Vivo
 
por Vivo Seu Dinheiro

Entenda para quem previdência privada vale a pena

A- A+

A previdência privada é uma opção ao benefício da aposentadoria ligada ao sistema do Instituto Nacional do Seguro Social (INSS). A principal diferença entre ela e a Previdência Social está no fato de que, na primeira, o contribuinte pode escolher o valor da contribuição e a periodicidade em que ela é feita, recebendo o benefício de forma proporcional ao que contribuiu. Mas a previdência privada vale a pena?

A previdência privada vale a pena quando é vista como um investimento a longo prazo. Ela é válida ainda para quem não quer depender apenas da previdência social. “A maioria dos brasileiros se aposenta apenas pela previdência social”, constata o presidente da Associação Brasileira de Educadores Financeiros (Abefin), Reinaldo Domingos.

Você vai se interessar por:
Descubra se vale investir em plano de previdência para reduzir IR
Previdência privada: preste atenção a taxas antes escolher

“É importante ter em mente que a aposentadoria pelo INSS possui grande importância, mas ela representa uma queda nos rendimentos de quem possui ganhos maiores”, avalia Domingos. “Nesse caso, quem quer garantir uma segurança maior no futuro pode optar pela previdência privada complementar”.

seudinheiro-previdencia-privada-vale-a-pena

A previdência privada complementar pode ser de dois tipos: aberta ou fechada. Foto: iStock, Getty Images

Mas, antes de decidir se a previdência privada vale a pena ou não, é preciso que o contribuinte tome alguns cuidados. É fundamental que ele cheque se as taxas de manutenção são altas, se a rentabilidade é boa e quais são as taxas cobradas em caso de interrupção do plano, por exemplo.

Previdência privada vale a pena: tipos de previdência complementar

Fiscalizada pelo órgão federal da Superintendência de Seguros Privados (Susep), a chamada previdência privada complementar pode ser de dois tipos: aberta ou fechada. “A primeira pode ser contratada por qualquer pessoa, enquanto a segunda é voltada para um grupo fechado de pessoas geralmente da mesma empresa ou sindicato, sendo muito mais segura e interessante”, explica Reinaldo Domingos.

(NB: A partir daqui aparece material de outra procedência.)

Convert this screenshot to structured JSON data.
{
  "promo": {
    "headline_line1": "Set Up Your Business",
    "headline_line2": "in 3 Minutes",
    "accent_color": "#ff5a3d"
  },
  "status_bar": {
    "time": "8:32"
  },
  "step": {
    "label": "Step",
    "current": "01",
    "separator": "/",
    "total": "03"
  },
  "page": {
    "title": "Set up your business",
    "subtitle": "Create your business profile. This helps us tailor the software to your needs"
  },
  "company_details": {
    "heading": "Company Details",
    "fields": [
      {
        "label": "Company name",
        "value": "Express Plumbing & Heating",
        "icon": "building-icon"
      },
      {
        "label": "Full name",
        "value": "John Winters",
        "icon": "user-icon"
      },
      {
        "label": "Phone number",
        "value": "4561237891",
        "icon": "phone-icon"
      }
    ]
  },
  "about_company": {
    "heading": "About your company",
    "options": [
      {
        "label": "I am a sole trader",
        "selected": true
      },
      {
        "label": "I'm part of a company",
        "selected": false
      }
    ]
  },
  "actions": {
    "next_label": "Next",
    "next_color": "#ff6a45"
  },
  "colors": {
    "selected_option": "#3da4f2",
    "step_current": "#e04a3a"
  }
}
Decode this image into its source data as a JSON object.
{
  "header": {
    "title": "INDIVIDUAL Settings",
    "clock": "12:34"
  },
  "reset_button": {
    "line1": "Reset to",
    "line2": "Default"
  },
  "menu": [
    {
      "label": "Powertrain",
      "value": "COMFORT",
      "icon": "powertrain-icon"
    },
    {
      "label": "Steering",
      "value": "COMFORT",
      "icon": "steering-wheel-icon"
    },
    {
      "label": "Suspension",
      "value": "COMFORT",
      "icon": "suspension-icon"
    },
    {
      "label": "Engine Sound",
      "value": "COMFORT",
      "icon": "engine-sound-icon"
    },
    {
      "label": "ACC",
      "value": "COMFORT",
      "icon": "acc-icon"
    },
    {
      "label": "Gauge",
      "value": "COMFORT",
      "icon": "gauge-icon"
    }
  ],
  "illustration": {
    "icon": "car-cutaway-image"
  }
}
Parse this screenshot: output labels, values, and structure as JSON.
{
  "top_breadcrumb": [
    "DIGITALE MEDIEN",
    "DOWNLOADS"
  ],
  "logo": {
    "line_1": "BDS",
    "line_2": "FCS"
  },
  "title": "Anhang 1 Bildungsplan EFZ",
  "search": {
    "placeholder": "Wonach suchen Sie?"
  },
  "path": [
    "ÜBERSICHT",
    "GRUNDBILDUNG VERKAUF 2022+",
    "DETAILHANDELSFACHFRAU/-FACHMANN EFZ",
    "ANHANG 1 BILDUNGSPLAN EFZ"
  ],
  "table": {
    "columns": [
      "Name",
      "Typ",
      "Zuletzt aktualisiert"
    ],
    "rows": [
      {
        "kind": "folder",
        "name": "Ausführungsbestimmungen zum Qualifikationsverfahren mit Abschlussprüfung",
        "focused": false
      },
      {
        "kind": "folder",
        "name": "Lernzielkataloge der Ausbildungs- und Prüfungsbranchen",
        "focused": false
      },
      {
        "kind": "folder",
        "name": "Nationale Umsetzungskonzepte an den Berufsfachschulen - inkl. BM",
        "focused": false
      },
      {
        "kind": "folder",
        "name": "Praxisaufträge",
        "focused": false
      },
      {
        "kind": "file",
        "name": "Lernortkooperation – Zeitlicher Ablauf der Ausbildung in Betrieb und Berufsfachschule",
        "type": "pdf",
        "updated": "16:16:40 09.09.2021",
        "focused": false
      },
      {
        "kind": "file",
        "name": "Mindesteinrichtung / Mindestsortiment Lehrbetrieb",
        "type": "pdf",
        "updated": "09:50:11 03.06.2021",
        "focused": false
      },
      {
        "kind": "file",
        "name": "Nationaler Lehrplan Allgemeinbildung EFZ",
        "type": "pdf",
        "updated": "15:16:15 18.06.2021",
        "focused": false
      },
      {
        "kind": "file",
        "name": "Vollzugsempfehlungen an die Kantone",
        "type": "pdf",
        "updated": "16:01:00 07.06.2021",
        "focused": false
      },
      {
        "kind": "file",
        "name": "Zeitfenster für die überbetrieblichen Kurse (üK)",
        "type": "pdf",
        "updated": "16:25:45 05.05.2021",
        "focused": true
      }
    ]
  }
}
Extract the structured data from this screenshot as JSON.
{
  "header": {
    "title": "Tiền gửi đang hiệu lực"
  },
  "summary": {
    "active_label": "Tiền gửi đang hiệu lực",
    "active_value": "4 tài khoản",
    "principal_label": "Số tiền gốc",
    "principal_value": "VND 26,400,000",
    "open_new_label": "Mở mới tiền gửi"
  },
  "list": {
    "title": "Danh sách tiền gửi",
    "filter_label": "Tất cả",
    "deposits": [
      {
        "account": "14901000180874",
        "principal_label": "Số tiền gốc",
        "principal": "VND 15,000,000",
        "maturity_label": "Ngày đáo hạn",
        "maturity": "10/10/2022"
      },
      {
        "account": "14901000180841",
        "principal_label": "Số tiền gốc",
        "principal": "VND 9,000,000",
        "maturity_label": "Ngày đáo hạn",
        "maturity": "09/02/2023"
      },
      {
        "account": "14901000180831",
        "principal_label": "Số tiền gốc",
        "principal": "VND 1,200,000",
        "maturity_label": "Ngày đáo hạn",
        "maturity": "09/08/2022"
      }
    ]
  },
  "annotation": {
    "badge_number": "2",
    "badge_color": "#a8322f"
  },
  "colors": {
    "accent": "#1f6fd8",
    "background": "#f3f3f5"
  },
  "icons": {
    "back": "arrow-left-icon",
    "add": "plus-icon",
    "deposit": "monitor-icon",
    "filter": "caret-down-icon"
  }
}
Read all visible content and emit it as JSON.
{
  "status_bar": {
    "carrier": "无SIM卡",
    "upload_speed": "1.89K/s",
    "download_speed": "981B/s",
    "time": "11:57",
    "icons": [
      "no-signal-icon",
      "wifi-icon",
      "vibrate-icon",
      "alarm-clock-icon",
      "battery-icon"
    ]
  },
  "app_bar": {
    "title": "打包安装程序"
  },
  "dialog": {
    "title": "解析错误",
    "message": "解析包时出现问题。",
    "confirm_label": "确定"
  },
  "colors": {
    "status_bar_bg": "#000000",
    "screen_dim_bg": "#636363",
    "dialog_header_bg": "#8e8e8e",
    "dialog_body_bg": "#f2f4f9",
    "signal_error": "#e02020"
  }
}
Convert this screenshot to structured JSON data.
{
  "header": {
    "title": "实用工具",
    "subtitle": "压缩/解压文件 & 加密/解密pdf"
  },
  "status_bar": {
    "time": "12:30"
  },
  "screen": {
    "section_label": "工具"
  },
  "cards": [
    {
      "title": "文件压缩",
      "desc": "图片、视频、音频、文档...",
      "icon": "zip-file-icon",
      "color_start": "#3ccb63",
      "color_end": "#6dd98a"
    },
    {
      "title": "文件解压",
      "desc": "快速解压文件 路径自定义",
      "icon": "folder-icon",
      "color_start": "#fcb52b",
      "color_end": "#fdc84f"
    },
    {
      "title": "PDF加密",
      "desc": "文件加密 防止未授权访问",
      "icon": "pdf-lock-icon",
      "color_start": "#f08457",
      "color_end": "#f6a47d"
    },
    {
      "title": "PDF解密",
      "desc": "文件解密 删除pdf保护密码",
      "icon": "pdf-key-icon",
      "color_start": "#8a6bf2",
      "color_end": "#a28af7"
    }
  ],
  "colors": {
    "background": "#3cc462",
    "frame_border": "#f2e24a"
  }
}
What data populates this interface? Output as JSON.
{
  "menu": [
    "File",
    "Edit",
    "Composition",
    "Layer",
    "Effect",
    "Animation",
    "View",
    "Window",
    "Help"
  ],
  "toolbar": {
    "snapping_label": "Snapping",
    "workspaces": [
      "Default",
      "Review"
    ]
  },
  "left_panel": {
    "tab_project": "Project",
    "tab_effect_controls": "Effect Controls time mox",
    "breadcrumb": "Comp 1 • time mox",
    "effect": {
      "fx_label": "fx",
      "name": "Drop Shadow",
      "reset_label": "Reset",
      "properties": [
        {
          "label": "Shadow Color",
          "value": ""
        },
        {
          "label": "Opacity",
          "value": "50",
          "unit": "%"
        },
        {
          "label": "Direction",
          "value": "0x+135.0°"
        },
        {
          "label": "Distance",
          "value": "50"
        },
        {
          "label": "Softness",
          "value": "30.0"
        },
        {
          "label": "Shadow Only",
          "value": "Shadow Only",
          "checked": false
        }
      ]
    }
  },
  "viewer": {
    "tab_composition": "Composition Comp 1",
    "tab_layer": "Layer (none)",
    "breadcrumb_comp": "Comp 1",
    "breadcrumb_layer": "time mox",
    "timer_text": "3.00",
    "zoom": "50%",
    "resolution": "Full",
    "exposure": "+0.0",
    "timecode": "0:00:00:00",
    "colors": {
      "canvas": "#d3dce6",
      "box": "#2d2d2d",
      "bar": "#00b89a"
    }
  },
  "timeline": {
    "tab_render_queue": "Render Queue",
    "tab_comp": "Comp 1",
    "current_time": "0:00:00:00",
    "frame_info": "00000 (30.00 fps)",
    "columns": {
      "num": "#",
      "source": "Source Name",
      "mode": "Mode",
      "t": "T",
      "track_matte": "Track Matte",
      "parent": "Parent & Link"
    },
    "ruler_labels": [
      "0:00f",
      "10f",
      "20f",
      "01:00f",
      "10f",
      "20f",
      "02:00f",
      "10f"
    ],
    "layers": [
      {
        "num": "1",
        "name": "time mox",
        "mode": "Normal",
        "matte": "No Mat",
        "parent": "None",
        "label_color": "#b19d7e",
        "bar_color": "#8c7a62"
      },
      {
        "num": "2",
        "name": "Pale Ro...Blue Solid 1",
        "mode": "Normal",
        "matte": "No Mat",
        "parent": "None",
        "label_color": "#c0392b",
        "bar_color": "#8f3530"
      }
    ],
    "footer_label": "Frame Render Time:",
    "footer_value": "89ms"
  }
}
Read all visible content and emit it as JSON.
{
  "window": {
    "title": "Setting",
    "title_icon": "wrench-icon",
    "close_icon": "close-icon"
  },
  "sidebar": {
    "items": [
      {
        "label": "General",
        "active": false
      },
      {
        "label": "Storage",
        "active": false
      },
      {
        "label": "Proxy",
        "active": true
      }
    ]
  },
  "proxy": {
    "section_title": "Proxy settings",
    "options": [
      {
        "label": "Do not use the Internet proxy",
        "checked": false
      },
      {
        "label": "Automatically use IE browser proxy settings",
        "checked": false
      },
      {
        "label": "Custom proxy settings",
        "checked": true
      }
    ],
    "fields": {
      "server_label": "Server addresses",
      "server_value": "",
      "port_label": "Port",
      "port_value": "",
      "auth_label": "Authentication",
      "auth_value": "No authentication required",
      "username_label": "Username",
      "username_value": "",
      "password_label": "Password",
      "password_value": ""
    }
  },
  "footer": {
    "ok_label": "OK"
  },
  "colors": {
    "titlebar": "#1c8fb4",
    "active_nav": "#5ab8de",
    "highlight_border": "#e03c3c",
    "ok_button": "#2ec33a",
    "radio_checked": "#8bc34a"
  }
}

Além de classificação em aberta ou fechada, existem dois tipos básicos de previdência privada que mudam de acordo com as formas de tributação: o Plano Gerador de Benefício Livre (PGBL) e o Vida Gerador de Benefício Livre (VGBL). O PGBL pode ser abatido na declaração de Imposto de Renda, mas é taxado assim que o dinheiro é sacado, levando em consideração o montante integral. Já o VGBL não pode ser abatido na declaração do IR, mas, quando o investimento é sacado, o imposto só incide sob os rendimentos, não o montante integral.

Previdência privada vale a pena para quem?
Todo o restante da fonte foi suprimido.